Éviter que l'UE se noie dans le Brexit

Pour accomplir sa nouvelle mission, on peut gager que le Français aura recours aux mêmes recettes qui lui ont valu une reconnaissance dépassant largement les limites partisanes lors de son dernier passage au Berlaymont comme « grand méchant régulateur » de la finance : des slogans simples plutôt que de grandes théories (« Les banques doivent payer pour les banques ») et beaucoup de ténacité face aux lobbies et aux intérêts nationaux. Mais alors qu'à l'époque, il pouvait s'appuyer sur l'agenda du G20 et la longue liste de réglementations à adopter, cette fois-ci, il n'y a pas de feuille de route.

La « désadhésion » d'un pays est une aventure d'un genre tout à fait nouveau, une page blanche de l'histoire européenne. Pour éviter que l'Union ne se noie dans le Brexit, il faudra non seulement parler (anglais) avec Theresa May, mais aussi réconcilier les positions d'un Viktor Orban et d'un Matteo Renzi, jeter un pont entre les futurs dirigeants français et allemand, éviter le détricotage subreptice des règles du marché unique, sauver les chances d'une défense européenne qui n'est pas pensable sans le Royaume-Uni, ressouder la zone euro...

Son credo: les Européens se portent mieux solidaires que solitaires

De ce point de vue, le pragmatisme du Savoyard est un atout dans le jeu du président Juncker. Revendiquant à la fois son attachement à la construction européenne et son gaullisme, le Français n'a jamais été proche de fédéralistes comme Guy Verhofstadt ou Daniel Cohn-Bendit. Il a même fait le choix de se ranger derrière Bruno Lemaire pour la primaire LR, alors même que le député de l'Eure a repris l'idée d'un référendum sur l'adhésion européenne. Son credo : les Européens se portent mieux solidaires que solitaires.

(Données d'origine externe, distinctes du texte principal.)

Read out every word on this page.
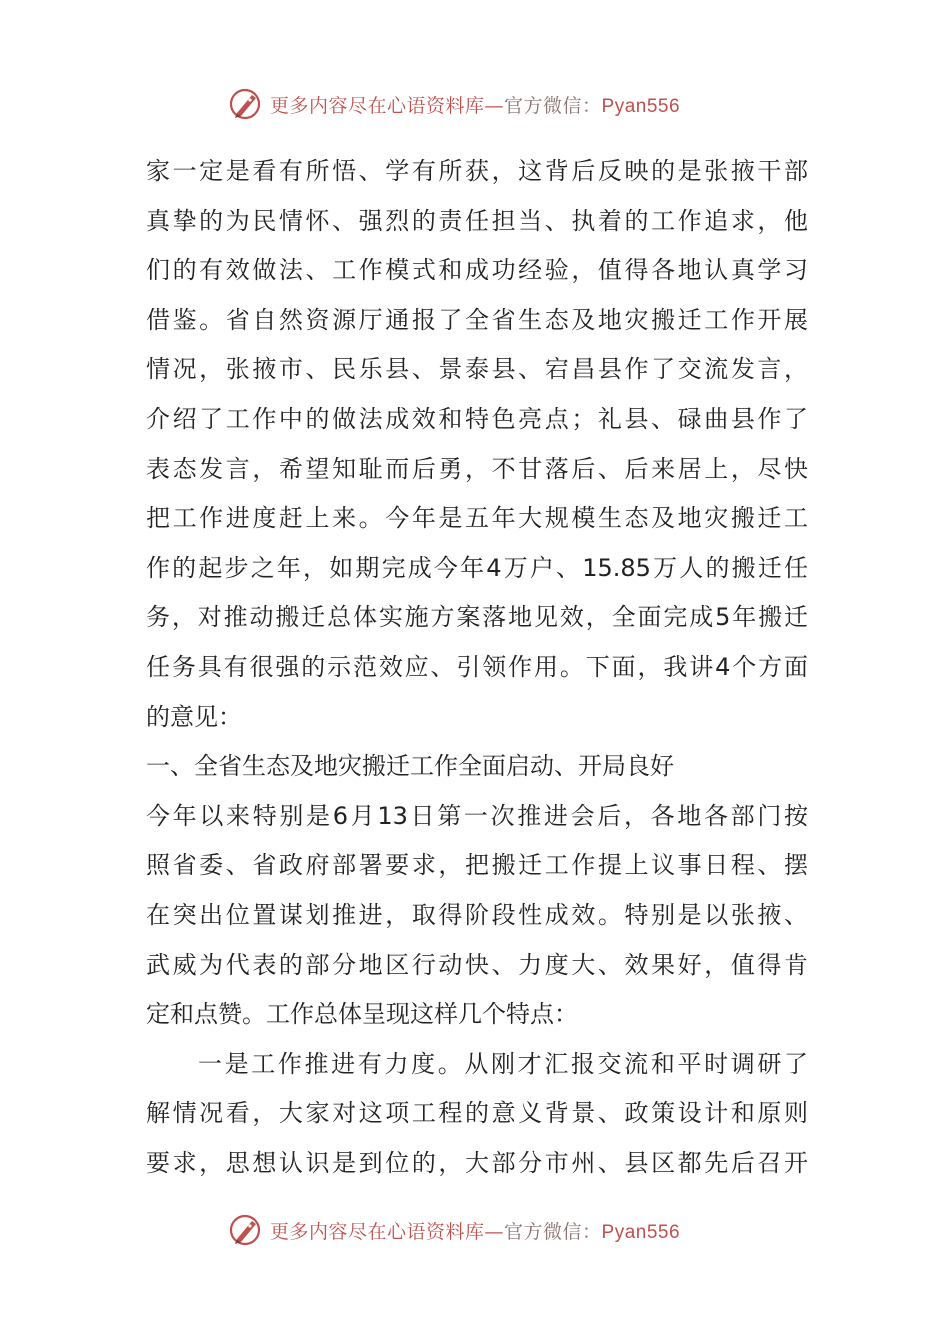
更多内容尽在心语资料库—官方微信：Pyan556
家一定是看有所悟、学有所获，这背后反映的是张掖干部
真挚的为民情怀、强烈的责任担当、执着的工作追求，他
们的有效做法、工作模式和成功经验，值得各地认真学习
借鉴。省自然资源厅通报了全省生态及地灾搬迁工作开展
情况，张掖市、民乐县、景泰县、宕昌县作了交流发言，
介绍了工作中的做法成效和特色亮点；礼县、碌曲县作了
表态发言，希望知耻而后勇，不甘落后、后来居上，尽快
把工作进度赶上来。今年是五年大规模生态及地灾搬迁工
作的起步之年，如期完成今年4万户、15.85万人的搬迁任
务，对推动搬迁总体实施方案落地见效，全面完成5年搬迁
任务具有很强的示范效应、引领作用。下面，我讲4个方面
的意见：
一、全省生态及地灾搬迁工作全面启动、开局良好
今年以来特别是6月13日第一次推进会后，各地各部门按
照省委、省政府部署要求，把搬迁工作提上议事日程、摆
在突出位置谋划推进，取得阶段性成效。特别是以张掖、
武威为代表的部分地区行动快、力度大、效果好，值得肯
定和点赞。工作总体呈现这样几个特点：
一是工作推进有力度。从刚才汇报交流和平时调研了
解情况看，大家对这项工程的意义背景、政策设计和原则
要求，思想认识是到位的，大部分市州、县区都先后召开
更多内容尽在心语资料库—官方微信：Pyan556
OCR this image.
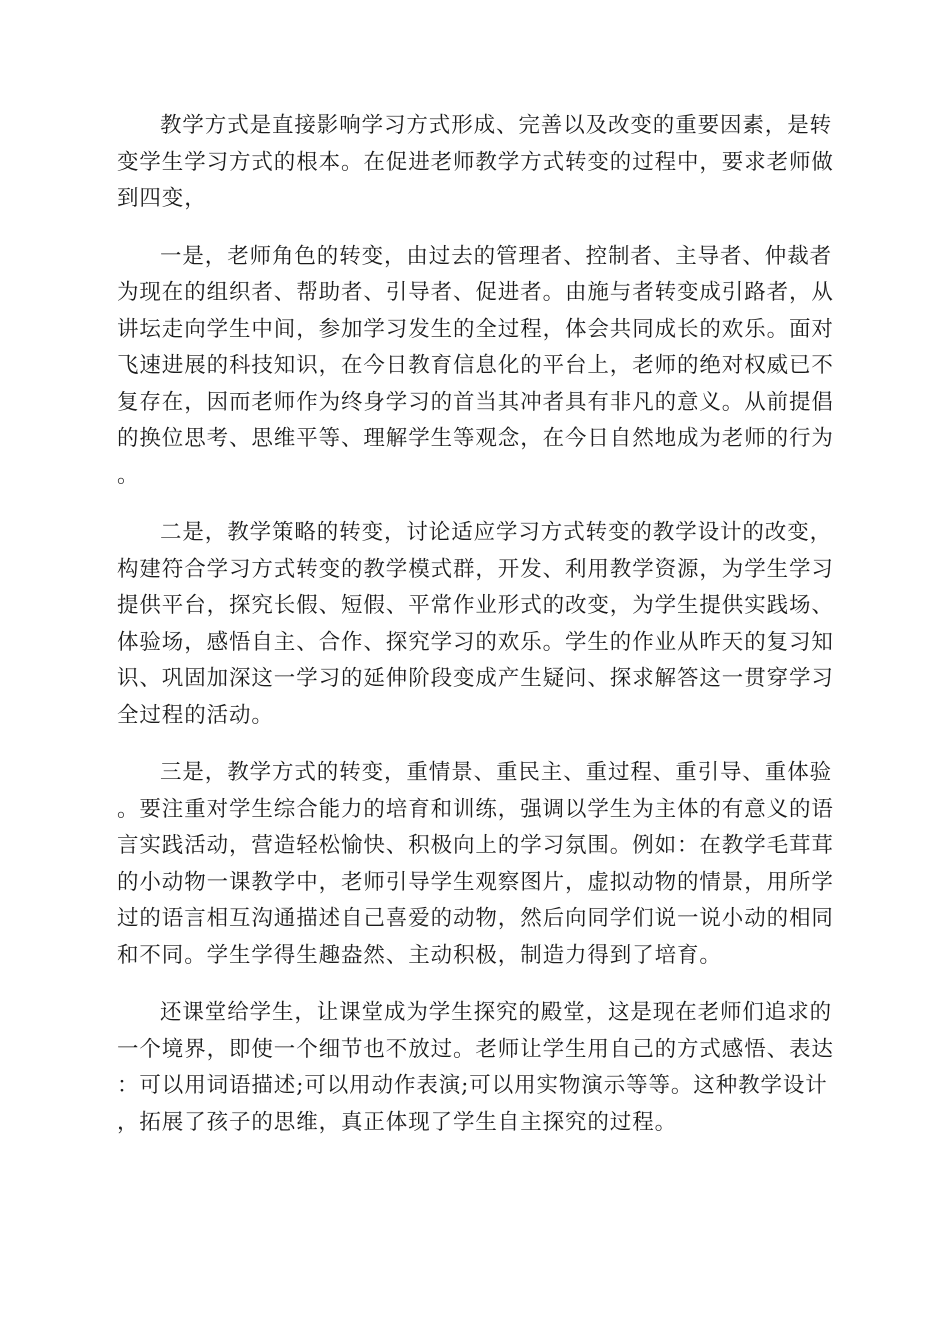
教学方式是直接影响学习方式形成、完善以及改变的重要因素，是转变学生学习方式的根本。在促进老师教学方式转变的过程中，要求老师做到四变，

一是，老师角色的转变，由过去的管理者、控制者、主导者、仲裁者为现在的组织者、帮助者、引导者、促进者。由施与者转变成引路者，从讲坛走向学生中间，参加学习发生的全过程，体会共同成长的欢乐。面对飞速进展的科技知识，在今日教育信息化的平台上，老师的绝对权威已不复存在，因而老师作为终身学习的首当其冲者具有非凡的意义。从前提倡的换位思考、思维平等、理解学生等观念，在今日自然地成为老师的行为。

二是，教学策略的转变，讨论适应学习方式转变的教学设计的改变，构建符合学习方式转变的教学模式群，开发、利用教学资源，为学生学习提供平台，探究长假、短假、平常作业形式的改变，为学生提供实践场、体验场，感悟自主、合作、探究学习的欢乐。学生的作业从昨天的复习知识、巩固加深这一学习的延伸阶段变成产生疑问、探求解答这一贯穿学习全过程的活动。

三是，教学方式的转变，重情景、重民主、重过程、重引导、重体验。要注重对学生综合能力的培育和训练，强调以学生为主体的有意义的语言实践活动，营造轻松愉快、积极向上的学习氛围。例如：在教学毛茸茸的小动物一课教学中，老师引导学生观察图片，虚拟动物的情景，用所学过的语言相互沟通描述自己喜爱的动物，然后向同学们说一说小动的相同和不同。学生学得生趣盎然、主动积极，制造力得到了培育。

还课堂给学生，让课堂成为学生探究的殿堂，这是现在老师们追求的一个境界，即使一个细节也不放过。老师让学生用自己的方式感悟、表达：可以用词语描述;可以用动作表演;可以用实物演示等等。这种教学设计，拓展了孩子的思维，真正体现了学生自主探究的过程。
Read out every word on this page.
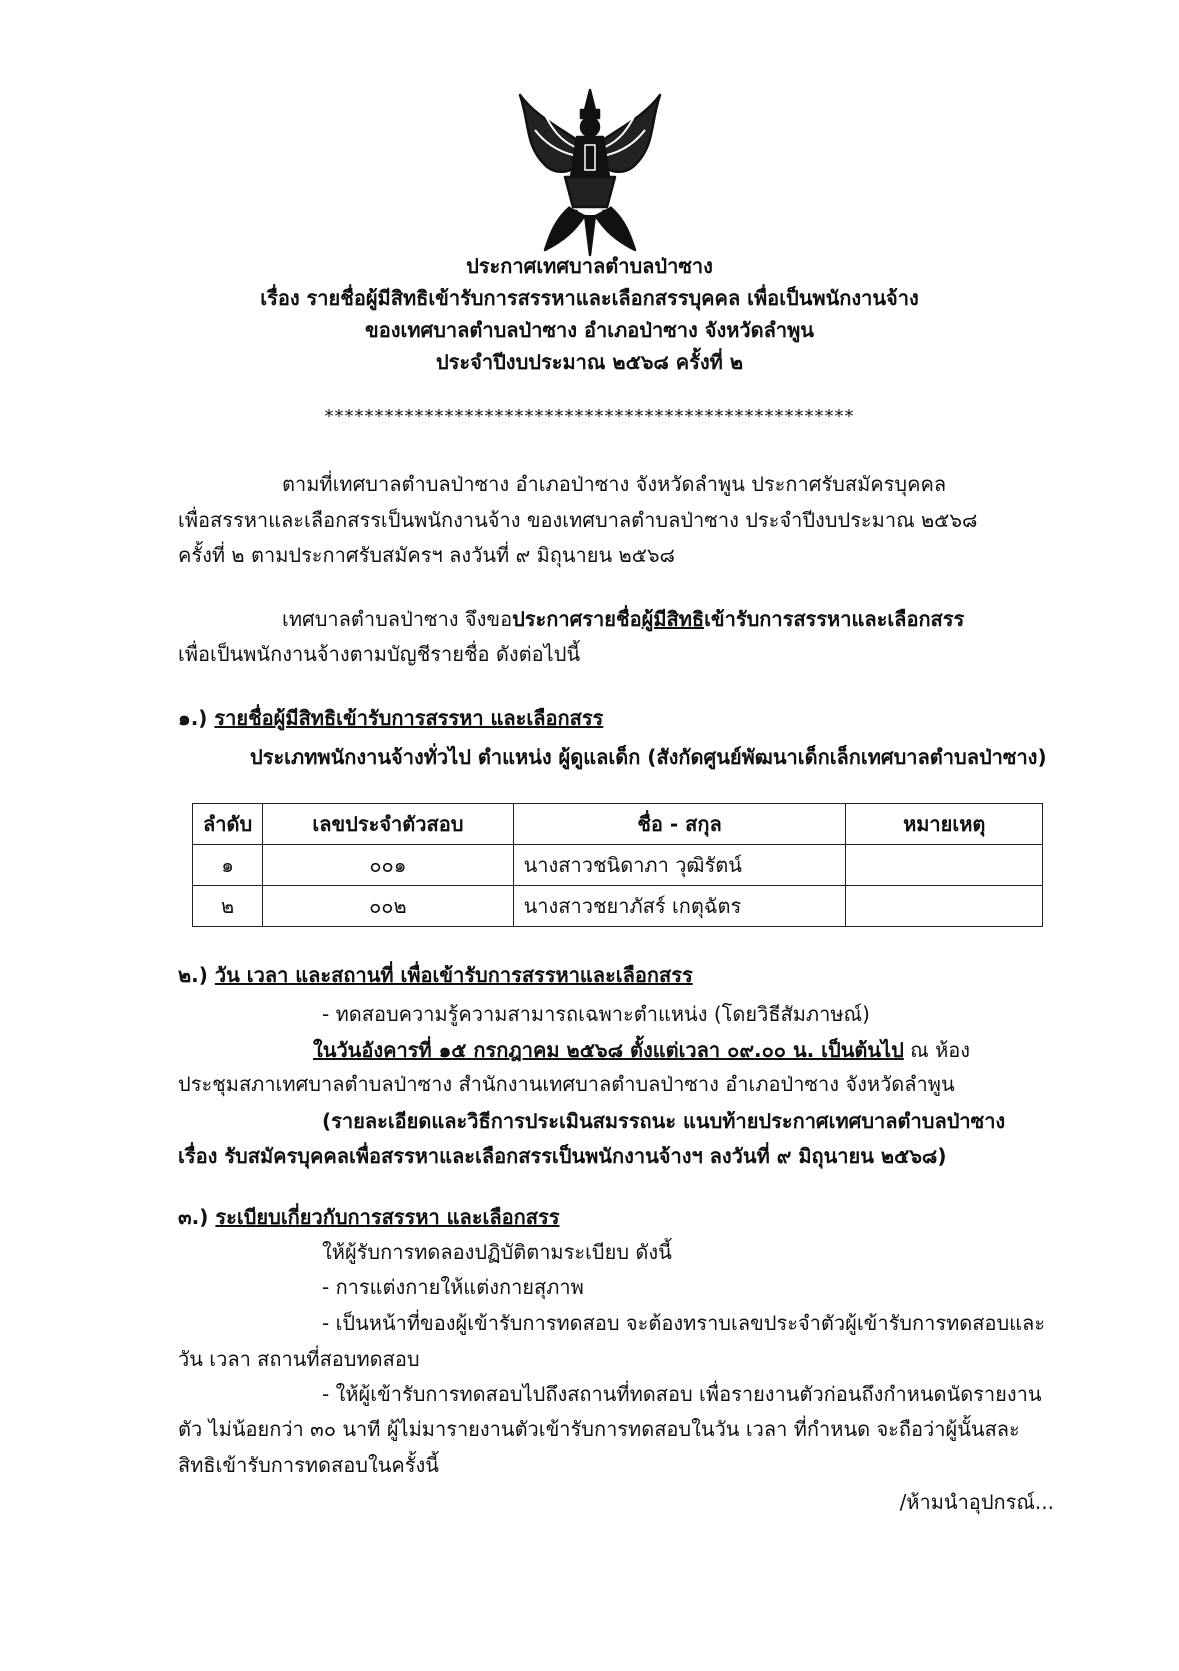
ประกาศเทศบาลตำบลป่าซาง
เรื่อง รายชื่อผู้มีสิทธิเข้ารับการสรรหาและเลือกสรรบุคคล เพื่อเป็นพนักงานจ้าง
ของเทศบาลตำบลป่าซาง อำเภอป่าซาง จังหวัดลำพูน
ประจำปีงบประมาณ ๒๕๖๘ ครั้งที่ ๒
*****************************************************
ตามที่เทศบาลตำบลป่าซาง อำเภอป่าซาง จังหวัดลำพูน ประกาศรับสมัครบุคคล
เพื่อสรรหาและเลือกสรรเป็นพนักงานจ้าง ของเทศบาลตำบลป่าซาง ประจำปีงบประมาณ ๒๕๖๘
ครั้งที่ ๒ ตามประกาศรับสมัครฯ ลงวันที่ ๙ มิถุนายน ๒๕๖๘
เทศบาลตำบลป่าซาง จึงขอประกาศรายชื่อผู้มีสิทธิเข้ารับการสรรหาและเลือกสรร
เพื่อเป็นพนักงานจ้างตามบัญชีรายชื่อ ดังต่อไปนี้
๑.) รายชื่อผู้มีสิทธิเข้ารับการสรรหา และเลือกสรร
ประเภทพนักงานจ้างทั่วไป ตำแหน่ง ผู้ดูแลเด็ก (สังกัดศูนย์พัฒนาเด็กเล็กเทศบาลตำบลป่าซาง)
ลำดับ	เลขประจำตัวสอบ	ชื่อ - สกุล	หมายเหตุ
๑	๐๐๑	นางสาวชนิดาภา วุฒิรัตน์	
๒	๐๐๒	นางสาวชยาภัสร์ เกตุฉัตร	
๒.) วัน เวลา และสถานที่ เพื่อเข้ารับการสรรหาและเลือกสรร
- ทดสอบความรู้ความสามารถเฉพาะตำแหน่ง (โดยวิธีสัมภาษณ์)
ในวันอังคารที่ ๑๕ กรกฎาคม ๒๕๖๘ ตั้งแต่เวลา ๐๙.๐๐ น. เป็นต้นไป ณ ห้อง
ประชุมสภาเทศบาลตำบลป่าซาง สำนักงานเทศบาลตำบลป่าซาง อำเภอป่าซาง จังหวัดลำพูน
(รายละเอียดและวิธีการประเมินสมรรถนะ แนบท้ายประกาศเทศบาลตำบลป่าซาง
เรื่อง รับสมัครบุคคลเพื่อสรรหาและเลือกสรรเป็นพนักงานจ้างฯ ลงวันที่ ๙ มิถุนายน ๒๕๖๘)
๓.) ระเบียบเกี่ยวกับการสรรหา และเลือกสรร
ให้ผู้รับการทดลองปฏิบัติตามระเบียบ ดังนี้
- การแต่งกายให้แต่งกายสุภาพ
- เป็นหน้าที่ของผู้เข้ารับการทดสอบ จะต้องทราบเลขประจำตัวผู้เข้ารับการทดสอบและ
วัน เวลา สถานที่สอบทดสอบ
- ให้ผู้เข้ารับการทดสอบไปถึงสถานที่ทดสอบ เพื่อรายงานตัวก่อนถึงกำหนดนัดรายงาน
ตัว ไม่น้อยกว่า ๓๐ นาที ผู้ไม่มารายงานตัวเข้ารับการทดสอบในวัน เวลา ที่กำหนด จะถือว่าผู้นั้นสละ
สิทธิเข้ารับการทดสอบในครั้งนี้
/ห้ามนำอุปกรณ์...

Cela laisse pas mal d'options possibles, comme - pourquoi pas ? - celle imaginée par le directeur de France Stratégie, Jean Pisani-Ferry, et le député allemand, proche de la chancelière Merkel, Norbert Röttgen : un « partenariat continental », sorte de participation « légère », mais structurée aux institutions et politiques européennes, réservée aux pays qui ne partagent pas l'ambition fédérale de la zone euro.

Alors que la négociation n'a pas encore commencé, une chose est déjà certaine : le sens politique ne suffira pas à lui donner une issue heureuse. Il va falloir faire preuve d'imagination.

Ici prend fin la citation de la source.